At the beginning of April 2020 tranzit.sk was supposed to open the new exhibition entitled Ecologies of the Ghost Landscape, The Word for World is Forest curated by Borbála Soós. The exhibition reflects on the state of a world suffering climate crisis, deforestation and mass-extinction, in which the memories of lost or near-extinct species and sensations linger.
In the meantime, in response to the spread of COVID-19, a part of the project moved online and consisted of online reading groups, textual and audiovisual contributions curated by Borbála Soós and participating artists.
The exhibition will open in the physical space on 11 June and will last until 31 July 2020. Apart from the exhibition, during the opening, you will be able to discover a small garden across the street from tranzit that is usually not accessible.
Participating artists: Maria Thereza Alves, Petra Feriancová, Oto Hudec, Gerard Ortín,
Hanna Rullmann & Faiza Ahmad Khan, Petr Štembera
Curator: Borbála Soós
Unfortunately, curator Borbála Soós who is currently based in London, won´t be able to make it to the opening in person but you are welcome to join her lecture-performance on June 10, 6.30 p.m. via Zoom. Join the online event here.
The underlying condition in which this exhibition came about is a global emergency, one which is emerging out of an unfolding ecological crisis and can be attributed to the violent process of rampant deforestation, which constitutes a continuation of imperial methods of territorial control. This massive reshaping of the land, together with the shifting baselines regarding what kind of green deserts we are willing to accept as forests, might be seen as a symptom of our Anthropocene epoch. The show conjures up the ghosts of lost or near-extinct species, forests and sensations.
The ongoing colonial and capitalist expansion has been ending worlds for as long as they have been in existence, and is the main driver of the deforestation and species loss which local habitats fall victim to. The displacement of communities and the severing of complex entanglements follow in their wake. These processes interrupt our long relationship with the ontological multiplicity of the forest that is teeming with connections, temporalities and perspectives, a relationship that has defined cultures and even language. Hence, in this exhibition the forest is understood as an ecology including human and non-human beings, as well as the cultivation, social and cultural practices, politics, tensions and wars it entails.
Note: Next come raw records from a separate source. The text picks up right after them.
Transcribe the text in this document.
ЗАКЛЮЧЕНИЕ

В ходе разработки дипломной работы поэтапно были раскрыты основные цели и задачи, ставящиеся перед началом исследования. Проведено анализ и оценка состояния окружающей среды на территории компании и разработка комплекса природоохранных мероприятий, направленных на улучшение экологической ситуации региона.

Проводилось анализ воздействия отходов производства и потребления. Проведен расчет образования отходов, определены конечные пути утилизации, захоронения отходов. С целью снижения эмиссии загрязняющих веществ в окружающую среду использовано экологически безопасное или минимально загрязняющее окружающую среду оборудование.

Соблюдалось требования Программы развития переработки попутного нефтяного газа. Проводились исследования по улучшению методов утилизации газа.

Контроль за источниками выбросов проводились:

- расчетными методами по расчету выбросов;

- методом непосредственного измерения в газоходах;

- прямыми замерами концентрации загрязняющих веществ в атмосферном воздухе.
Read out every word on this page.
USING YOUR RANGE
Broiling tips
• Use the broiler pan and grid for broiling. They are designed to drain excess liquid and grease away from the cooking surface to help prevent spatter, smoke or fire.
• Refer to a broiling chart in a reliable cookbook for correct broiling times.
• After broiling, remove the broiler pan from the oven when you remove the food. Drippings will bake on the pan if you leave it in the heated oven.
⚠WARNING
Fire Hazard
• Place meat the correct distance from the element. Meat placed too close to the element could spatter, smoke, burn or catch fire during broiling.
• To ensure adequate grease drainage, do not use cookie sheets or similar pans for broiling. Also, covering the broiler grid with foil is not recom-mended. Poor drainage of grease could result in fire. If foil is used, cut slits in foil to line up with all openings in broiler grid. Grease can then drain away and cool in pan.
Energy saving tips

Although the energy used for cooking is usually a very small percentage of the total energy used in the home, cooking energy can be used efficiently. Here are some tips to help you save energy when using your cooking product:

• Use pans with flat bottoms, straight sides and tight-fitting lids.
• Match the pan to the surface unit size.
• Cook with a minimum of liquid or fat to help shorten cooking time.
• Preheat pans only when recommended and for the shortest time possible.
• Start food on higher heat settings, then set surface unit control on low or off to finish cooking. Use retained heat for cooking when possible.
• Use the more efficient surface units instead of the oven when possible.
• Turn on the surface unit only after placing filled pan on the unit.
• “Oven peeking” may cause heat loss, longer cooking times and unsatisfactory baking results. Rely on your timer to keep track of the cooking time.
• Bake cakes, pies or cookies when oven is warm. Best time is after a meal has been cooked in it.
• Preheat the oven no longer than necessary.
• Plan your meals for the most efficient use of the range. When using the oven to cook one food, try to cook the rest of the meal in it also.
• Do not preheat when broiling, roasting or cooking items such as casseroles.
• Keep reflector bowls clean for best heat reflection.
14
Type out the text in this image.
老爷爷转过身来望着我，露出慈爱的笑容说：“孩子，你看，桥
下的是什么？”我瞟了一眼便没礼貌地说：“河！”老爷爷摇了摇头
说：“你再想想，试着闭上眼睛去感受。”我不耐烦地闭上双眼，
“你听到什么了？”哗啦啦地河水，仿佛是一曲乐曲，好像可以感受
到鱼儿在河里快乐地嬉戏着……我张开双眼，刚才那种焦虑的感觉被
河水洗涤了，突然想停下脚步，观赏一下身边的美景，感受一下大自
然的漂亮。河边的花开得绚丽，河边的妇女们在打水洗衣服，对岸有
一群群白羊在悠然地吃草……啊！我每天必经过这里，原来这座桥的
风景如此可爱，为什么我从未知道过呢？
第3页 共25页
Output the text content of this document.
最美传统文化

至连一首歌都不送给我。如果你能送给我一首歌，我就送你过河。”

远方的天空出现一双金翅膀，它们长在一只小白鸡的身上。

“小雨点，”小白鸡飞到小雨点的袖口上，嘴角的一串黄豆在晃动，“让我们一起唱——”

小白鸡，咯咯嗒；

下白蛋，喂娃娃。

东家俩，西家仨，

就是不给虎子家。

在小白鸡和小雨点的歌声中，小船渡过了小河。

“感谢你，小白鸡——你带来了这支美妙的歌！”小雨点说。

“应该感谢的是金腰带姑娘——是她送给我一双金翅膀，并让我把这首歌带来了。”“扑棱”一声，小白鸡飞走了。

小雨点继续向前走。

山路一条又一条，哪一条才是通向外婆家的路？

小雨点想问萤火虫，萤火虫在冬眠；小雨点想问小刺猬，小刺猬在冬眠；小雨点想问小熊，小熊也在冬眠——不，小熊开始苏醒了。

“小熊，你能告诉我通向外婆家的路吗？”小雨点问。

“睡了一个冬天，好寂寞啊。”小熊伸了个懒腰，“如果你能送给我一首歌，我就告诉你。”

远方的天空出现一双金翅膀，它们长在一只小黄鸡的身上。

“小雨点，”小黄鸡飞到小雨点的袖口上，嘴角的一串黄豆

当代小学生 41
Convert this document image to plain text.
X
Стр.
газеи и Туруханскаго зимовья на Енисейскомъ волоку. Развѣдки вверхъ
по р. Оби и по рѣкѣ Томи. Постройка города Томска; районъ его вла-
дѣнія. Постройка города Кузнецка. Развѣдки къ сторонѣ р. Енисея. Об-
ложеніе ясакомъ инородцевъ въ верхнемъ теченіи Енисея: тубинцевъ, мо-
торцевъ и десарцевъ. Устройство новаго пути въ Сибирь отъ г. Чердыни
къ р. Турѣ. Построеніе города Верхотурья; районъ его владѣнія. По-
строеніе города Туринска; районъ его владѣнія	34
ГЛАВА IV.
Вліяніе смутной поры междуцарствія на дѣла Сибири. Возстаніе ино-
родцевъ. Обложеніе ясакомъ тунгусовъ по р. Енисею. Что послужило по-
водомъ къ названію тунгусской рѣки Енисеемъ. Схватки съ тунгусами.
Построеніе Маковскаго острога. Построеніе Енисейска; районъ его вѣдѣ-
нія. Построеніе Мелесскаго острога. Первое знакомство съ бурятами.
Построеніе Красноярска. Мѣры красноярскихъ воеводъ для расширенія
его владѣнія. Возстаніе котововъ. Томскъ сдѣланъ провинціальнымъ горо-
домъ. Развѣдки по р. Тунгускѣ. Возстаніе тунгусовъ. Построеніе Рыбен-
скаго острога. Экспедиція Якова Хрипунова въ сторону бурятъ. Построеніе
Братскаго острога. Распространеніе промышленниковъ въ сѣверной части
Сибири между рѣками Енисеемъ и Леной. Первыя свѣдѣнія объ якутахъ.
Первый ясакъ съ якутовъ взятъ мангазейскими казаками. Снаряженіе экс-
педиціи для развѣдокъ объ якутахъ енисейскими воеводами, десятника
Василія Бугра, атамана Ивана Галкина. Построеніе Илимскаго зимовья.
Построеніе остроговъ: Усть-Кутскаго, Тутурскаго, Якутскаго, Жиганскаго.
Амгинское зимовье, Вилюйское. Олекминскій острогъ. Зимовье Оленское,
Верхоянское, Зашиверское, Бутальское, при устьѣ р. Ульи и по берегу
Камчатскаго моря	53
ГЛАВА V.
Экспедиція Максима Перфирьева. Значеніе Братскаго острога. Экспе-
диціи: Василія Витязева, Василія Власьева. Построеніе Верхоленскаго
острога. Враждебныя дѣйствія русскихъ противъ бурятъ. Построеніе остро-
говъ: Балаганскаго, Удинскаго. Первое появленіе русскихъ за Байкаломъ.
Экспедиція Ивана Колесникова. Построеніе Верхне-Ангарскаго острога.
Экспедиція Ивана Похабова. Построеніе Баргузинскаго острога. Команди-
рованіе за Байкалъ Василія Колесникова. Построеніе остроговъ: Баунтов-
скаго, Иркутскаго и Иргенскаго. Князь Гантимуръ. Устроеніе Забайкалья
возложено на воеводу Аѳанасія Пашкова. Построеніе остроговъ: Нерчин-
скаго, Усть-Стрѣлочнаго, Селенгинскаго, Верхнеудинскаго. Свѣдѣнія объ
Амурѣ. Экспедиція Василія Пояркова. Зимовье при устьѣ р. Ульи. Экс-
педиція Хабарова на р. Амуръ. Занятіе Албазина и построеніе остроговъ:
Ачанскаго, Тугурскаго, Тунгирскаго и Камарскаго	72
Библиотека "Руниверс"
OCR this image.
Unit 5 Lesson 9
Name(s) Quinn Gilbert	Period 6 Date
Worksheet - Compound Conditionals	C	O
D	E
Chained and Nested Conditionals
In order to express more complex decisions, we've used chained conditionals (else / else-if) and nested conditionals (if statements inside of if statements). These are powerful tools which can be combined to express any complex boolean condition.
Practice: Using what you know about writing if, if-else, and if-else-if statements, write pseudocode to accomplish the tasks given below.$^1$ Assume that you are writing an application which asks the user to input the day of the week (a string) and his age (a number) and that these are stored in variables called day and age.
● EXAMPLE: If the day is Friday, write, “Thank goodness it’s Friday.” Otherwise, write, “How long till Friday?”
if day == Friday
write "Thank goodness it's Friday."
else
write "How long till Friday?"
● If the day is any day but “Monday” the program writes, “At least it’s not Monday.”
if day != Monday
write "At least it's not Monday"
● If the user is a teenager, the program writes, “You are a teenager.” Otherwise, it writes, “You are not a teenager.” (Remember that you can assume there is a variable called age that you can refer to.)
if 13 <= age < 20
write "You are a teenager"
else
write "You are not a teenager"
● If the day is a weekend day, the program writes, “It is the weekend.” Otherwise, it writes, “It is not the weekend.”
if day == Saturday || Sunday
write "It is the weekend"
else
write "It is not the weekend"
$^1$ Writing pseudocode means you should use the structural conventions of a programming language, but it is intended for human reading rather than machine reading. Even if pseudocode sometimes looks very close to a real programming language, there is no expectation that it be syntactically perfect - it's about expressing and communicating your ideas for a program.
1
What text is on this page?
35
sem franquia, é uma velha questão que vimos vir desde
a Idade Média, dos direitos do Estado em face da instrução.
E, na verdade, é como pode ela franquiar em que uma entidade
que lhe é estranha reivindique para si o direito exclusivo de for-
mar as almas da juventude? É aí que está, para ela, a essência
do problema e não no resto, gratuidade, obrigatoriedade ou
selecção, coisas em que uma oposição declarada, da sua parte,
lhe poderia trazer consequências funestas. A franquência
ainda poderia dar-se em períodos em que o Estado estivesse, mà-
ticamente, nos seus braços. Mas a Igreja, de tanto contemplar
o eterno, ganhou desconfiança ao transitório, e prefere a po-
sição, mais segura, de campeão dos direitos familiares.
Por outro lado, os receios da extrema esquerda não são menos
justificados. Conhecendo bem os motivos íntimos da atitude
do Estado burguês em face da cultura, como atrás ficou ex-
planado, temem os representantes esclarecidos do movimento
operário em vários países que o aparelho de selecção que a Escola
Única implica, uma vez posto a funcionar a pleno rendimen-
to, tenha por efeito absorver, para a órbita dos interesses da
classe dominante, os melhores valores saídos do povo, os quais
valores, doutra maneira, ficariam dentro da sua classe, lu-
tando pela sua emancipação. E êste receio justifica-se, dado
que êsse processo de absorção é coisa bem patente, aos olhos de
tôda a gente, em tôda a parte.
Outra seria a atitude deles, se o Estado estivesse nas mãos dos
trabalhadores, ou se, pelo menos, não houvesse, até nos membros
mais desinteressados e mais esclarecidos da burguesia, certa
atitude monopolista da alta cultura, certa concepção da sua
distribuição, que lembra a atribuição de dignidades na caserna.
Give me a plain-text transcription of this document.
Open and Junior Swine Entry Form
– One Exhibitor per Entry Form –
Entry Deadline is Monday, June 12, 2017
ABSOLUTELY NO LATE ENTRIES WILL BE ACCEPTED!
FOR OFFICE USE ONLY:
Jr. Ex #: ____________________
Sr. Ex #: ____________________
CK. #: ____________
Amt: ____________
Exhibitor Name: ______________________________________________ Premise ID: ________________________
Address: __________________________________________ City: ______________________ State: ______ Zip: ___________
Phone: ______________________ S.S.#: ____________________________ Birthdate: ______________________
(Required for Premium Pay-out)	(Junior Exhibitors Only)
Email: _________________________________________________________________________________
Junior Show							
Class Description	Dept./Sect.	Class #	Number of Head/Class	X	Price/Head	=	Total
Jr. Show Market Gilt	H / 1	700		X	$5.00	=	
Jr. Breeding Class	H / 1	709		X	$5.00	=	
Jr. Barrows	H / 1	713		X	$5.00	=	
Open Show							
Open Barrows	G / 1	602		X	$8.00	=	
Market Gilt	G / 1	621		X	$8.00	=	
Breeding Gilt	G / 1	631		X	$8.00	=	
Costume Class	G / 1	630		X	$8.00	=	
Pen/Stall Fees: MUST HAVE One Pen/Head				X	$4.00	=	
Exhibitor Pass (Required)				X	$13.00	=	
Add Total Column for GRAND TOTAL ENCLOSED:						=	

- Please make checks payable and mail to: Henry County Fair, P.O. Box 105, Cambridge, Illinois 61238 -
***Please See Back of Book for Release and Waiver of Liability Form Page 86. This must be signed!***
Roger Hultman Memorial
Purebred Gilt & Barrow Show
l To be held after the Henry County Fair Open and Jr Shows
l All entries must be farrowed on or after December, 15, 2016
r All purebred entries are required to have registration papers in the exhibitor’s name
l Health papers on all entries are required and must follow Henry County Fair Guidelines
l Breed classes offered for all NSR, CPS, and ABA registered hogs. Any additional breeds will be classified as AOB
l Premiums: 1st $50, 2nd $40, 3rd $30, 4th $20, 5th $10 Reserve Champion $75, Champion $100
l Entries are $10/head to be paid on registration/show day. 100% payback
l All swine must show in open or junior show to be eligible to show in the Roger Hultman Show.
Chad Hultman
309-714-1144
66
In this exhibition, ideas around rewilding and renaturing feature as propositions with varying aims and interests. On the one hand, rewilding is a visionary ecosystem management strategy involving the re-introduction of certain keystone species in habitats depleted in biodiversity (due to human interference). It kick-starts processes that give rise once again to rich ecologies of multi-species entanglements. Without necessarily romanticising the past, rewilding has the potential to create rich, dynamic and resilient ecologies. Rewilding can be understood in an expanded social, political and activist sense, with the potential to help recuperate the voices of the erased, including the subjugated and oppressed, the indigenous and endemic, the human and non-human. The place ‘where wild things are’ represents the anti-hegemonic, where disorder and disobedience interrupt neat narratives, and where new kinds of structures can arise.